The size of the shark perplexed Donar, though. Unlike the 3- to 4-foot-long spiny dogfish which setnetters may catch dozens of each season, this shark was roughly 10 1/2 feet in length.
"It was huge. I've never caught a shark that big," he said.
Doner had heard about salmon sharks and guessed that must have been what he had landed. These are considered good eating, and often a shark this size would yield hundreds of pounds of porkchop-like steaks. Doner decided to harvest it, but the shark had other ideas.
"As soon as we started messing with it, it came to and started flopping all around," he said.
Rather than risk getting it in the small skiff where the shark could get chompy, Doner opted to tie a rope around it's tail and drag it to shore, but even this proved difficult.
"It started pulling the boat around," he said.
The shark finally fatigued and Doner got it to shore. There he and his family began the work of butchering the big beast, and they were surprised by all it had in its stomach.
"We gutted it on the beach and found four big, whole salmon, a halibut, crab and bunch of bones from digested fish," he said.
With the remaining shark meat, Doner headed to a local processor, but once there was surprised to learn that his catch was not what he had hoped.
"I learned is was a sleeper shark, which has toxins in its skin, so we had to chuck it. It was a real shame," he said.
More specifically, the Pacific sleeper shark stores high concentrations of a nitrogenous waste product, which helps it survive the crushing pressure and extreme cold of the deep sea depths where it typically occurs.
"We don't usually see many of them in upper Cook Inlet," said Jeff Fox, commercial fisheries area manager with the Alaska Department of Fish and Game in Soldotna.
Sleeper sharks can range from the Chukchi, East Siberian and Beaufort seas to the Bering Sea, down to Baja California, and off of Japan, including the Okhotsk Sea. But, they typically inhabit water depths of more than 1,000 feet.
There are records of a sleeper shark being beached in Kachemak Bay in 1958 after the tide went out, but more recent confirmed reports are few and far between, according to Fox.
"This is the first shark I've heard of anyone landing, although I've heard of a few people rolling them out of their nets," he said.

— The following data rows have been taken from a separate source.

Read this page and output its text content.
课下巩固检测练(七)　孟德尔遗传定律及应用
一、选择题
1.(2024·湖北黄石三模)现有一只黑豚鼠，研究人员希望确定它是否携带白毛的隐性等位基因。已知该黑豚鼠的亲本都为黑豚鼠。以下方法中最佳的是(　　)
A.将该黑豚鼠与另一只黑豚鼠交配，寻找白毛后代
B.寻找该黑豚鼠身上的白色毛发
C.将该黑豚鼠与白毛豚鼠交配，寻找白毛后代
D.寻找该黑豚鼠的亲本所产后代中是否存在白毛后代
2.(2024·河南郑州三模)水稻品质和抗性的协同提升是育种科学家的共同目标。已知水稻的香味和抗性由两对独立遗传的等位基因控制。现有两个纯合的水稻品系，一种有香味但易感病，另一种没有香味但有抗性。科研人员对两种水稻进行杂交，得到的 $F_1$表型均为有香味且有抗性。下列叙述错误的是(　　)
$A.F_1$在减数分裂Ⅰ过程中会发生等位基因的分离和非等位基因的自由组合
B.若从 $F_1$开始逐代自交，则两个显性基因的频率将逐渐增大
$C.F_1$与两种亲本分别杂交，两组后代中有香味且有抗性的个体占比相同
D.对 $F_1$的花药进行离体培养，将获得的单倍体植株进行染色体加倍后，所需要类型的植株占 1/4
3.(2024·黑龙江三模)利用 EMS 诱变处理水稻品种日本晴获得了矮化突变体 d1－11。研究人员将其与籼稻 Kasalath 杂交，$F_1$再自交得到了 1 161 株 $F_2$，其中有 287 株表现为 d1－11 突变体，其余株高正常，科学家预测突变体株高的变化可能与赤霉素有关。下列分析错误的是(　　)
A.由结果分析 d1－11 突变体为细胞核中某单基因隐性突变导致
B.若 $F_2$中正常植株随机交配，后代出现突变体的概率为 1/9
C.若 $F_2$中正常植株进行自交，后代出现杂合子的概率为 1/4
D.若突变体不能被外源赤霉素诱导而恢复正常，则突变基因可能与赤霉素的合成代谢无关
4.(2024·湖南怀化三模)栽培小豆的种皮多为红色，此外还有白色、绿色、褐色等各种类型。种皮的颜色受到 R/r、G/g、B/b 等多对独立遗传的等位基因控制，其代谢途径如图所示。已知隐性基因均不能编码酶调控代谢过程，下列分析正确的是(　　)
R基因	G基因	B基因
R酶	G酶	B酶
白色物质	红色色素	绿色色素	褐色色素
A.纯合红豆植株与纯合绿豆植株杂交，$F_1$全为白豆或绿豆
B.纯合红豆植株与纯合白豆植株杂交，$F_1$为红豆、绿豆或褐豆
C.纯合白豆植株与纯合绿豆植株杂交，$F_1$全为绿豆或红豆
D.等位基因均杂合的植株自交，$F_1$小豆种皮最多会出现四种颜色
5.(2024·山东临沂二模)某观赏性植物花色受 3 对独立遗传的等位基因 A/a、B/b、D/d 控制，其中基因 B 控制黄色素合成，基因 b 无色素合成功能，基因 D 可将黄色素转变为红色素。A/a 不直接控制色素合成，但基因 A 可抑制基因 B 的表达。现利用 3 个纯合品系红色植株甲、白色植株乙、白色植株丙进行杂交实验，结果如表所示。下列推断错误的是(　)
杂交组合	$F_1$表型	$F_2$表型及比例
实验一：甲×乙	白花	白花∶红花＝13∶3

That said, Fox added that there seems to be a rise in the frequency of all sharks species encountered in the inlet as of late.
"Drifters are starting to see more of them. They've been exponentially increasing in recent years, but I don't know why," he said.
Doner said the sleeper shark may be the largest oddity he has encountered while commercial fishing, but it's not the most unusual fish he's ever caught. Two years ago he pulled strange-looking salmon out of his setnet that was later identified by fish biologists as an Atlanic salmon, believed to have escaped from a fish farm in British Columbia or Washington.
"I can't catch sockeye, but I can catch every thing else," Doner joked.